Thursday, February 24, 2011

Finding The Zone: Me trying out one of the ten lessons. Dreams and making fun of it because it sounds so hokey.

The other day I reviewed the book, Find The Zone, and I discussed how I was going to try and apply some of the lessons shared in the book. Well, I did.

I decided to tackle Lesson One: Dreams

I have to be honest and tell you that one of my favorite new quotes comes from this chapter.

"I dream of the dragonfly who dreams of me."

I gave this quote to my basketball team as homework. They had to go home and think about the quote. They had to write down what this quote means.

What I think it means is that we can dream anything. Our dreams are unlimited. Our dreams are what keep us going in life. However, we must work very hard to make our dreams a reality. We must have a plan of action. This quote reminds me that we can dream whatever we want and we can give it life. We can make it a reality if we really want to. For me, I never would have expected myself to be training to run a marathon(if foot turns out okay after going to the doctor tomorrow). One year ago I would have laughed in your face and told you that you were stupid to think I could do something like this. I knocked out a half marathon last year and still am surprised in myself that I pulled it off.

So, back to the dreams. In this lesson it was suggested that a simple exercise would be to have a dream journal. It offers the idea of thinking about something prior to going to bed and then recording your dream in the morning to see what visions/ideas come about.

I will be honest. I think a dream journal and thinking about what to dream before bed sounds a little off and weird. It seems like I should have a tarot card reading. However, I put my sarcasm mind aside and decided to give it a whirl.

I thought the following question prior to falling asleep on Monday night:

"What will be needed in order for my basketball team to be successful tomorrow?"

I know, probably not a very deep question, but one that I pondered all day as I cannot stop thinking basketball during basketball season.

I chuckled to myself thinking I would not remember my dreams and all my notes I took on this book would be a waste(at least the dream notes).

I woke up several times due to my daughter coughing all night, but I did have a few dreams. Yes, I admit it. It worked.

Yes, I did write it down.

No, not in a journal, but on a bookmark in my book.

Here is what I envisioned.

1. A player diving for a loose ball out of bounds on the sideline by our team bench. What was so great was not the dive, but the fact that everyone on the bench was standing up and hooting and hollering. Emotion. Excitement. The very thing I have been asking them to do all season and something that 8th grade boys refuse to do.

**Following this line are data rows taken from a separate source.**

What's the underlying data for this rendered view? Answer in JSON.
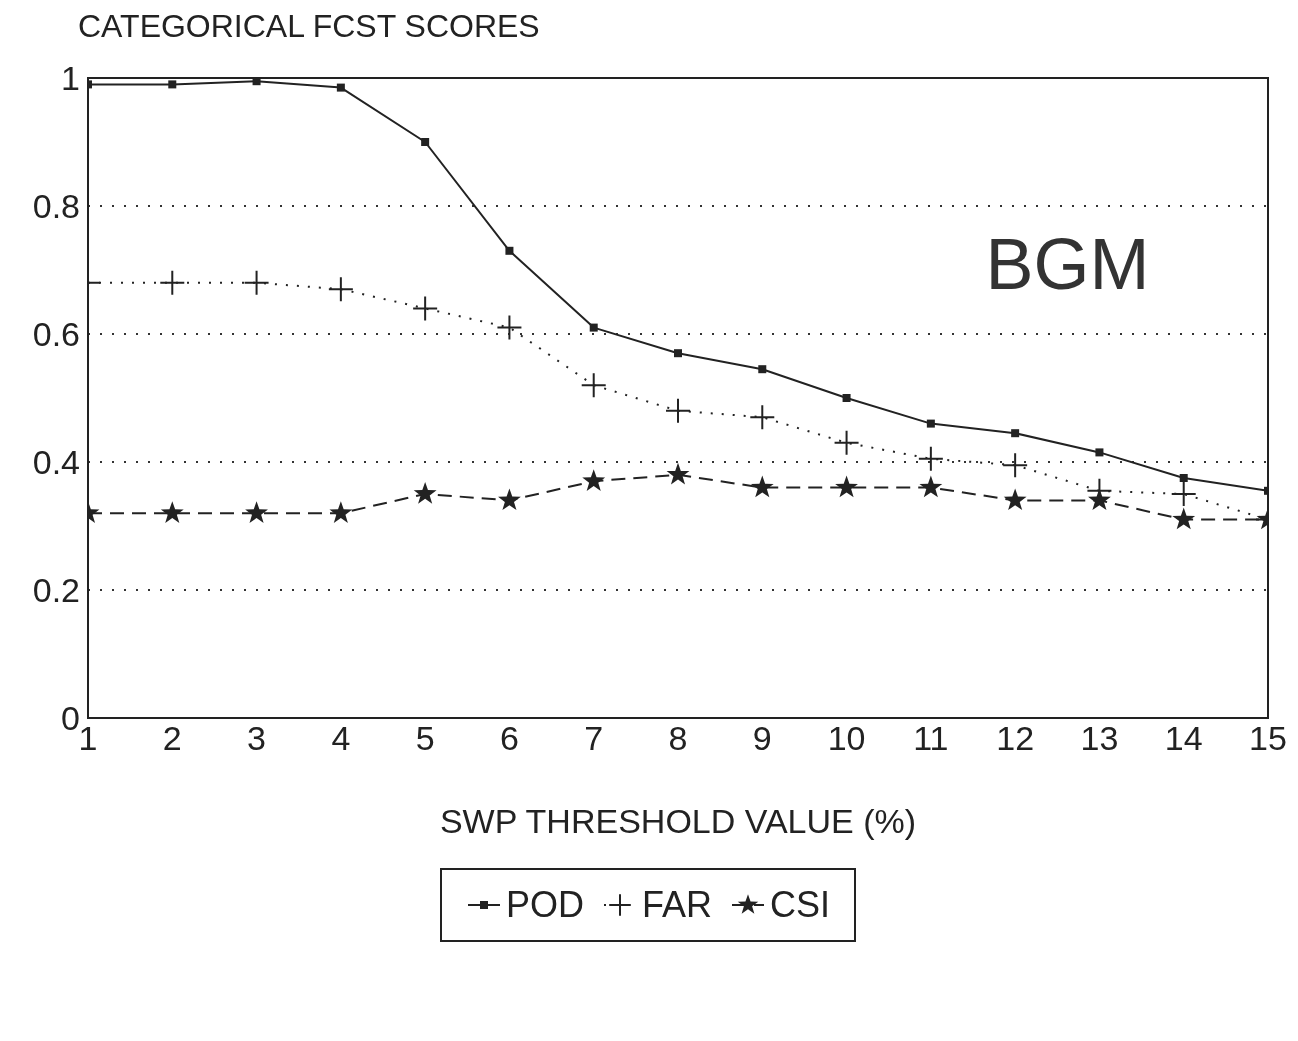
{
  "chart_data": {
    "type": "line",
    "title": "CATEGORICAL FCST SCORES",
    "xlabel": "SWP THRESHOLD VALUE (%)",
    "annotations": [
      "BGM"
    ],
    "x": [
      1,
      2,
      3,
      4,
      5,
      6,
      7,
      8,
      9,
      10,
      11,
      12,
      13,
      14,
      15
    ],
    "series": [
      {
        "name": "POD",
        "color": "#222222",
        "marker": "square",
        "line_style": "solid",
        "values": [
          0.99,
          0.99,
          0.995,
          0.985,
          0.9,
          0.73,
          0.61,
          0.57,
          0.545,
          0.5,
          0.46,
          0.445,
          0.415,
          0.375,
          0.355
        ]
      },
      {
        "name": "FAR",
        "color": "#222222",
        "marker": "cross",
        "line_style": "dotted",
        "values": [
          0.68,
          0.68,
          0.68,
          0.67,
          0.64,
          0.61,
          0.52,
          0.48,
          0.47,
          0.43,
          0.405,
          0.395,
          0.355,
          0.35,
          0.31
        ]
      },
      {
        "name": "CSI",
        "color": "#222222",
        "marker": "star",
        "line_style": "dashed",
        "values": [
          0.32,
          0.32,
          0.32,
          0.32,
          0.35,
          0.34,
          0.37,
          0.38,
          0.36,
          0.36,
          0.36,
          0.34,
          0.34,
          0.31,
          0.31
        ]
      }
    ],
    "xlim": [
      1,
      15
    ],
    "xticks": [
      1,
      2,
      3,
      4,
      5,
      6,
      7,
      8,
      9,
      10,
      11,
      12,
      13,
      14,
      15
    ],
    "ylim": [
      0,
      1
    ],
    "yticks": [
      0,
      0.2,
      0.4,
      0.6,
      0.8,
      1
    ],
    "grid": "y",
    "legend": "bottom"
  }
}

2. The second vision was the other team calling a time out. We were playing so intense that the other team just could not handle the pressure and intensity we were delivering. During the time out their best player pulled out a can of paint and began painting his jersey black. Our jerseys were black as we were playing away. This dream signified in my mind that he was surrendering and wanted to play our style of basketball.

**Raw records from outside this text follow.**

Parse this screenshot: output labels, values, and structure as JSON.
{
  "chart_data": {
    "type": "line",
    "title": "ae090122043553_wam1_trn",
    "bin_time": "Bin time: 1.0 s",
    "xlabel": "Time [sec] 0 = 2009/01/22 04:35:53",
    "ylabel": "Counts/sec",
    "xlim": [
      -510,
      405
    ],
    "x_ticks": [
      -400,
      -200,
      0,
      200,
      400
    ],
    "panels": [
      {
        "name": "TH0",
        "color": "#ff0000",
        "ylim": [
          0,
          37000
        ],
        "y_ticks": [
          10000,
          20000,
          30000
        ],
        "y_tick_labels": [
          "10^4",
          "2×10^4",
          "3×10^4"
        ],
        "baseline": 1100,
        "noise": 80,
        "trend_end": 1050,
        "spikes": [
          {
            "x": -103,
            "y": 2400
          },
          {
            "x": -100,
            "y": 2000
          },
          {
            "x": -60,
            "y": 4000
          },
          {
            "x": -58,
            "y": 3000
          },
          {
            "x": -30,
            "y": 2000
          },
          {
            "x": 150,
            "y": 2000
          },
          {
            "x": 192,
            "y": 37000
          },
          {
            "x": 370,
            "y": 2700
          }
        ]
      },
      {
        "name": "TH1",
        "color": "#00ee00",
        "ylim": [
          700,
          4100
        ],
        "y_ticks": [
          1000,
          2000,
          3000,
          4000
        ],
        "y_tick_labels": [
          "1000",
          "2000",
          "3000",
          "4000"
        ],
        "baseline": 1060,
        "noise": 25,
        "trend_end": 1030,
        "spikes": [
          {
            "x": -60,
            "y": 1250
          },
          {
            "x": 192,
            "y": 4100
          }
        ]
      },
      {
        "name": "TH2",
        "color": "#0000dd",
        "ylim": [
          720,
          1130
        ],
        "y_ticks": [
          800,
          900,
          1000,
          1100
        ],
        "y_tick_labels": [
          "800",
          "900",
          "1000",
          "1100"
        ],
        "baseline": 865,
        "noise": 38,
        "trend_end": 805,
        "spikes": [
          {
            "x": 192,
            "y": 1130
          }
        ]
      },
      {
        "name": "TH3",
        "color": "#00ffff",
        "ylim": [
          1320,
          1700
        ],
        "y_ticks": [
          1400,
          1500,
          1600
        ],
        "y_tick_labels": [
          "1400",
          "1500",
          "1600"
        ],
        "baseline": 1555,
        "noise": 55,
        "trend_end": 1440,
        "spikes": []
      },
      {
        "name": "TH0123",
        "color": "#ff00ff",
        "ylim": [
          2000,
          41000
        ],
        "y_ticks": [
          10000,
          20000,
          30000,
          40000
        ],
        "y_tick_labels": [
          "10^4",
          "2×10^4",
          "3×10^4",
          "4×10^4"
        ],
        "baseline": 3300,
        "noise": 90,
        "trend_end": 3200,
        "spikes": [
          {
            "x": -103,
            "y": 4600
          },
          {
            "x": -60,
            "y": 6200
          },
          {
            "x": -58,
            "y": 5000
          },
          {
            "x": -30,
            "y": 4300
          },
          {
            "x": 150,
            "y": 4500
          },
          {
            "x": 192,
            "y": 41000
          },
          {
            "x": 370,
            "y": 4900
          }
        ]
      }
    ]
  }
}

3. Not really a vision, but throughout the night my daughter kept coming into our room asking questions. I thought this was a sign to work on communication. We need to talk more. I know it is not a dream technically, but it is a dream of mine that one of my 8th grade teams would actually communicate and talk all the time on the floor.

I was rather surprised and shocked by these visions. They actually worked and the visions were realistic to what was needed in order for my team to be successful. These were actually the main things that I have been preaching to my team all year.

I am sold. I will work on this exercises more and see what insights it offers me.

However, it does leave me wondering: "Do we create the dream, or does the dream create us?"